Meta-analysis strategies for heterogeneous studies in genome-wide association studies
MetadataShow full item record
Meta-analysis is a statistical technique that combines results from multiple independent studies to make inferences about parameters of interest. Although it is popular for parameter estimation and hypothesis testing, meta-analytic approaches that incorporate heterogeneous studies have not been fully developed. For heterogeneous studies, we do not expect all of the studies to have the same true underlying effect and the use of the fixed-effects model in a meta-analysis in this situation violates the assumption of homogeneity of effect size.
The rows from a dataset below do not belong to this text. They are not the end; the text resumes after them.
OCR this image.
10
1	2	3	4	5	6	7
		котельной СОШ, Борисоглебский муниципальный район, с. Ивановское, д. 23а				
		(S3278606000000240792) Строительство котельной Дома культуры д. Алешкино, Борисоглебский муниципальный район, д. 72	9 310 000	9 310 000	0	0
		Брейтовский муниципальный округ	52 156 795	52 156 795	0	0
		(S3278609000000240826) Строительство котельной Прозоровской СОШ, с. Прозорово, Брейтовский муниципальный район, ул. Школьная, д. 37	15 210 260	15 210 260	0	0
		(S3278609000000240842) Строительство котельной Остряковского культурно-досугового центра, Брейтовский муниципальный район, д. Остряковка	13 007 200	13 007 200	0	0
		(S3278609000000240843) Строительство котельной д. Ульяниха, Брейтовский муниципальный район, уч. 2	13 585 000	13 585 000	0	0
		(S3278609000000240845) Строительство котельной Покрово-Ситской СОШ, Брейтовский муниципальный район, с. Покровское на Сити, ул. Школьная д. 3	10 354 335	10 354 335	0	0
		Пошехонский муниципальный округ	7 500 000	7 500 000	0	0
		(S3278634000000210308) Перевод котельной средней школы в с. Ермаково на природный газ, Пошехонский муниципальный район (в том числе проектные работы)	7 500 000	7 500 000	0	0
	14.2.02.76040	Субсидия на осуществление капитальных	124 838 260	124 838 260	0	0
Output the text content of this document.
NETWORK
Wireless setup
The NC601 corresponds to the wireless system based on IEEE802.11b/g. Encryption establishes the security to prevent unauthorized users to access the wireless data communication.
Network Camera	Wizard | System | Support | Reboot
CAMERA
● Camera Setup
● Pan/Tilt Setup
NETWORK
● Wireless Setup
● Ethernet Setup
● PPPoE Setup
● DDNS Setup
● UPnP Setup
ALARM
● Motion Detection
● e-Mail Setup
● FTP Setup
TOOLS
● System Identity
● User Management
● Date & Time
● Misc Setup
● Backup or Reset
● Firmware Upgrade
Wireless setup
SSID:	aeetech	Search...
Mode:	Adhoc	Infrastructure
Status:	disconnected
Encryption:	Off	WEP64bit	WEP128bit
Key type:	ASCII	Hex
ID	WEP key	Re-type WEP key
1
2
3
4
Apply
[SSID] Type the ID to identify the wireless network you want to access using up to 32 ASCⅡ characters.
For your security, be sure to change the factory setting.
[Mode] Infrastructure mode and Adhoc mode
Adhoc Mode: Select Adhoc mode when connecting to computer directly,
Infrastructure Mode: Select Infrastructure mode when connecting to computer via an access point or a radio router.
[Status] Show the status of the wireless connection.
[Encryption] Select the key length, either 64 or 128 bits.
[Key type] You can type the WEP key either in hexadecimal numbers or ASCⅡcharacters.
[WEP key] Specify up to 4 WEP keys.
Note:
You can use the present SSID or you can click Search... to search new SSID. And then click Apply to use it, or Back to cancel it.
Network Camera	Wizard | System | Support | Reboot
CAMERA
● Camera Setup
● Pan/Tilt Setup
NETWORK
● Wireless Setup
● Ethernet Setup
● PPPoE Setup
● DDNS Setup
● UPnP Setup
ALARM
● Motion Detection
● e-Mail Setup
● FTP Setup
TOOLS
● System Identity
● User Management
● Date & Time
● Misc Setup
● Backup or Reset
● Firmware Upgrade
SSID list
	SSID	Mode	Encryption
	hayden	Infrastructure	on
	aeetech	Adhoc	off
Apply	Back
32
Heterogeneity among studies can arise from multiple sources such as differences in populations by ancestry, differences in study designs, and different impacts of environmental exposures on the effect of the variable of interest. In this thesis, we introduce an analytic strategy and statistical models for meta-analysis of potentially heterogeneous studies. First, we propose a two-stage clustering approach to account for heterogeneity in trans-ethnic meta-analysis of genome-wide association studies (GWAS). Specifically, we cluster studies in the two-stage approach using cohort-specific genetic information prior to meta-analysis to account for between-cluster heterogeneity as well as to bolster within-cluster homogeneity. An extensive simulation study shows that this approach improves power and diminishes computational intensity compared to existing methods for trans-ethnic meta-analysis. Next, under a meta-regression framework, we develop a likelihood ratio test (LRT) statistic to accommodate multiple random effects. We allow multiple sources of heterogeneity in terms of study characteristics and model the heterogeneities as random effects. We show that the proposed LRT maintains a similar or higher power than other existing methods in a simulation study especially when heterogeneity exists. We apply this new approach to meta-analyze genome-wide association data. Lastly, we derive a score test in the same context as our proposed new LRT and show the substantial advantage of the score test in computational efficiency compared to the new LRT. The introduced strategy and methodologies can effectively and efficiently aggregate the evidence from potentially heterogeneous studies in statistical genetics and other research areas.